JMIR Publications

ABSTRACT

Background:

Prediction of post-transplant health outcomes for pediatric heart transplantation is critical for risk stratification and high-quality post-transplant care.

Objective:

The purpose of the current study is to examine the use of machine learning models to predict rejection and mortality for pediatric heart transplant recipients.

Methods:

Various ML models were used to predict rejection and mortality at 1-, 3-, and 5-years post-transplant in pediatric heart transplant recipients using the United Network for Organ Sharing data from 1987-2019. Variables utilized for predicting post-transplant outcomes included donor and recipient, medical and social factors. We evaluated seven ML models including extreme gradient boosting (XGBoost, XGB), logistic regression (LR), support vector machine (SVM), random forests (RF), stochastic gradient descent (SGD), multi-layer perceptron (MLP), and adaptive boosting (AdaBoost), as well as a deep learning model with two hidden layers with 100 neurons and a ReLU (rectified linear unit) activation function followed by batch normalization for each and a classification head with a softmax activation function. 10-fold cross validation was employed to evaluate the model performance.
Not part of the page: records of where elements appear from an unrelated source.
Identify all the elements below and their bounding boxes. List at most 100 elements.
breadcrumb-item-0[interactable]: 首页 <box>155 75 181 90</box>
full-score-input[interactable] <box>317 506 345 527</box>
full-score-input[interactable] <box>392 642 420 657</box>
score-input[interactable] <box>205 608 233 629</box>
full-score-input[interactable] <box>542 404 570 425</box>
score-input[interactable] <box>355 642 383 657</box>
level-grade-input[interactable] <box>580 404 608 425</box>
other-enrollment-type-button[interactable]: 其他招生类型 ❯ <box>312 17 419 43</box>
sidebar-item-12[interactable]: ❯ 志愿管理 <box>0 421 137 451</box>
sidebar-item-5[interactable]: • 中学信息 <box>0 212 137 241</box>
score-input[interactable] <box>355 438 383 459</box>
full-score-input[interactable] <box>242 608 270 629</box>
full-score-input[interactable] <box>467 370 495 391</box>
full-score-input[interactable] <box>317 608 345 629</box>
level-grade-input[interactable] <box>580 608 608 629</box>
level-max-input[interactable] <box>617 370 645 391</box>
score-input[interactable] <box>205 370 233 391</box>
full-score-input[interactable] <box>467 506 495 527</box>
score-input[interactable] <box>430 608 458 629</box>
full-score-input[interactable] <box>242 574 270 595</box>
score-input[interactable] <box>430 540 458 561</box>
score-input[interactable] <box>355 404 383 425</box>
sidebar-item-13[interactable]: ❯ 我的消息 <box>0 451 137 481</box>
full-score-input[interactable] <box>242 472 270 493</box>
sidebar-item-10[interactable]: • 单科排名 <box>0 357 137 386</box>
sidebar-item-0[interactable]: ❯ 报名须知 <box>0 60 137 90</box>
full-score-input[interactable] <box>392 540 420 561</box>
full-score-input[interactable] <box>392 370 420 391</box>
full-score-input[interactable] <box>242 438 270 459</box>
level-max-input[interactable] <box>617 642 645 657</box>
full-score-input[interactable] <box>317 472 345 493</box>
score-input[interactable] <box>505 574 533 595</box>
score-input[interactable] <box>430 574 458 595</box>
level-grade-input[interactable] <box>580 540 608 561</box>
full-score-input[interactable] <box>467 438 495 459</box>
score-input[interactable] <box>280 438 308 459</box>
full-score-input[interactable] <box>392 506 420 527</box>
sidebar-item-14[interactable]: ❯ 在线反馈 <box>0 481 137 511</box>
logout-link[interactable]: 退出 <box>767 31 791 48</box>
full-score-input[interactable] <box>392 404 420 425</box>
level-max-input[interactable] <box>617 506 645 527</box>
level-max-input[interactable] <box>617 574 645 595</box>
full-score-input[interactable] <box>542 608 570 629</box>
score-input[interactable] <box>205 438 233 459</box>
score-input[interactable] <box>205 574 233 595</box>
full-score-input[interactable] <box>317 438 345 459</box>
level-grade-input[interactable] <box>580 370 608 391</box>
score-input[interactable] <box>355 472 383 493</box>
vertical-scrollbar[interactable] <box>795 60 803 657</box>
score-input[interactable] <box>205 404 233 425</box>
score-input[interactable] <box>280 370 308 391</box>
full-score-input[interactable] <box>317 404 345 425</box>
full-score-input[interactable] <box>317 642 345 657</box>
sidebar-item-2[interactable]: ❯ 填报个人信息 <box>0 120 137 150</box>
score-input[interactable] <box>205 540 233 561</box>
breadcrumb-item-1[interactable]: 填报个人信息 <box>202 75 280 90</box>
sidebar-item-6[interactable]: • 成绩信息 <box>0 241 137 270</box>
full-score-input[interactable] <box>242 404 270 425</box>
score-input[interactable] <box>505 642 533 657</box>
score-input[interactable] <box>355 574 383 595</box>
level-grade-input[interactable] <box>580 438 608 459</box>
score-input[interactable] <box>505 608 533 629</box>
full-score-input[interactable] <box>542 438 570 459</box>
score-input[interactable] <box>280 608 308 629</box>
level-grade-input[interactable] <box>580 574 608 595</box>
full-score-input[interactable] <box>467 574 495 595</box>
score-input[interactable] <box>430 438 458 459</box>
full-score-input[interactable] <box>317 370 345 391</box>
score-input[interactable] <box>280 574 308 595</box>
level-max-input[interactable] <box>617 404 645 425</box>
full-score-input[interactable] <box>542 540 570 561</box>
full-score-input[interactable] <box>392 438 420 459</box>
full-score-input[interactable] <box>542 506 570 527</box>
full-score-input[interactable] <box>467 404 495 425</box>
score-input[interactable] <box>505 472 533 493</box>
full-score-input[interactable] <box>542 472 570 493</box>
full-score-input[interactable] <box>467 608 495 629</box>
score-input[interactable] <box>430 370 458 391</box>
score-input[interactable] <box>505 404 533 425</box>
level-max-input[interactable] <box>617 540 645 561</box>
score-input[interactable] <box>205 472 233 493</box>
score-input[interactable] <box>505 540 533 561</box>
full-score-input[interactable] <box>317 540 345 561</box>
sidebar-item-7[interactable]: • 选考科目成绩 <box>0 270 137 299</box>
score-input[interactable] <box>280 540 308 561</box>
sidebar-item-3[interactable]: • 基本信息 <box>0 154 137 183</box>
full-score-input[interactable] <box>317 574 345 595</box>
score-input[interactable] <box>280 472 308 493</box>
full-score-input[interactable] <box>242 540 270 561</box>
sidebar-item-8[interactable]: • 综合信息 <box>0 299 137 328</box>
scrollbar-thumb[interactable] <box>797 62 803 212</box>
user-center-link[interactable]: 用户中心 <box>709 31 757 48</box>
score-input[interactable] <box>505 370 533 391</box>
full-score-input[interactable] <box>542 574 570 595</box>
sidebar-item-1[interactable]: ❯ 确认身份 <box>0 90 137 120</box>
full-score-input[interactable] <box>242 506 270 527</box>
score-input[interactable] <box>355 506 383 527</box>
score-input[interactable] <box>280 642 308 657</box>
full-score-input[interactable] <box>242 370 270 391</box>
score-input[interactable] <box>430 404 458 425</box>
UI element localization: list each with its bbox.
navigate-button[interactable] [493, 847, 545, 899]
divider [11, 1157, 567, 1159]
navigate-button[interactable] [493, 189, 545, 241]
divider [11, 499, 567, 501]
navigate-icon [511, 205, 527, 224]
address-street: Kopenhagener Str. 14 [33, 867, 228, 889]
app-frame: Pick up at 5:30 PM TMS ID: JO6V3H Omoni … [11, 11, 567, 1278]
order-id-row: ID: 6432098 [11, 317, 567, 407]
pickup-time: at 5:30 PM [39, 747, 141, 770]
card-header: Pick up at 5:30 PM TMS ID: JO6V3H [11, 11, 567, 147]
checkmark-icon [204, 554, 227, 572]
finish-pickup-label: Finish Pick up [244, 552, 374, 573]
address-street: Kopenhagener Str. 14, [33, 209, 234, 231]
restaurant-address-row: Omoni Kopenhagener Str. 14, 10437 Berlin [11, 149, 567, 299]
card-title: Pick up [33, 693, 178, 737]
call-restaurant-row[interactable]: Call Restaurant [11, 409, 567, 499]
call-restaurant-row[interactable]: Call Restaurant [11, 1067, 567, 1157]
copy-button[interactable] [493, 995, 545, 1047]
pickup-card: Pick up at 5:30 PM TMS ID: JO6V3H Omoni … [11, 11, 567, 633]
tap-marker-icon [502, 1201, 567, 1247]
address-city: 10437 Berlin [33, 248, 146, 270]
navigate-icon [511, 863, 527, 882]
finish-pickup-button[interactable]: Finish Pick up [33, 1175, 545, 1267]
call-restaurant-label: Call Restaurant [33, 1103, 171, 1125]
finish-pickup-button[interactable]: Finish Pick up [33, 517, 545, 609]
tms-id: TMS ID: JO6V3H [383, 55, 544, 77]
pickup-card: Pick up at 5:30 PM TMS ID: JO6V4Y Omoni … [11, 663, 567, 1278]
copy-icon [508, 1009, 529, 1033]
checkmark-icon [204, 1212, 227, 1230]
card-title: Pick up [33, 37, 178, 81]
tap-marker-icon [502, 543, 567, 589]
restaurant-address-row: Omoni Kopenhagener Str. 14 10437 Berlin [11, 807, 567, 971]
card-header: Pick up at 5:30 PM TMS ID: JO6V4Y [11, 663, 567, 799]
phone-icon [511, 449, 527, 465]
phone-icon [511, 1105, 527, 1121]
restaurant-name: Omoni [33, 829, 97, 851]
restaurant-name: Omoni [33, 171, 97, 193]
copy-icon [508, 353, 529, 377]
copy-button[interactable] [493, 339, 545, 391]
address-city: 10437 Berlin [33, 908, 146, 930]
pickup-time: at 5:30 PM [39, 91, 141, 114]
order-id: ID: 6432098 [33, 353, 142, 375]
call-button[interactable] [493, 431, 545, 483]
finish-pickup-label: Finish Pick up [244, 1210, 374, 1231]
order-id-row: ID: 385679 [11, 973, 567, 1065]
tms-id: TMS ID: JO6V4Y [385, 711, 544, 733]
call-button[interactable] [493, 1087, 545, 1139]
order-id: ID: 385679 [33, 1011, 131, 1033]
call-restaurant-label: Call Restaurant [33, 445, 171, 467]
SHAP (SHapley Additive exPlanations) were calculated to estimate the importance of each variable for prediction.

Results:

Random forest and AdaBoost models were the best performing algorithms for different prediction windows across outcomes. Random forest outperformed other ML algorithms in predicting five of the six outcomes (AUROC: 0.664 and 0.706 for 1-year and 3-year rejection, 0.697, 0.758 and 0.763 for 1-year, 3-year and 5-year mortality). AdaBoost achieved the best performance for prediction of 5-year rejection with AUROC 0.705.

Conclusions:

The current study demonstrates the comparative utility of ML approaches for modeling post-transplant health outcomes using registry data. ML approaches can identify unique risk factors and their complex relationship with outcomes, thereby identifying at-risk patients and informing the transplant community about the future potential of these innovative approaches to improve pediatric post-heart transplant care. Future studies are required to translate the information derived from prediction models to optimize counseling, clinical care, and decision-making within pediatric organ transplant centers.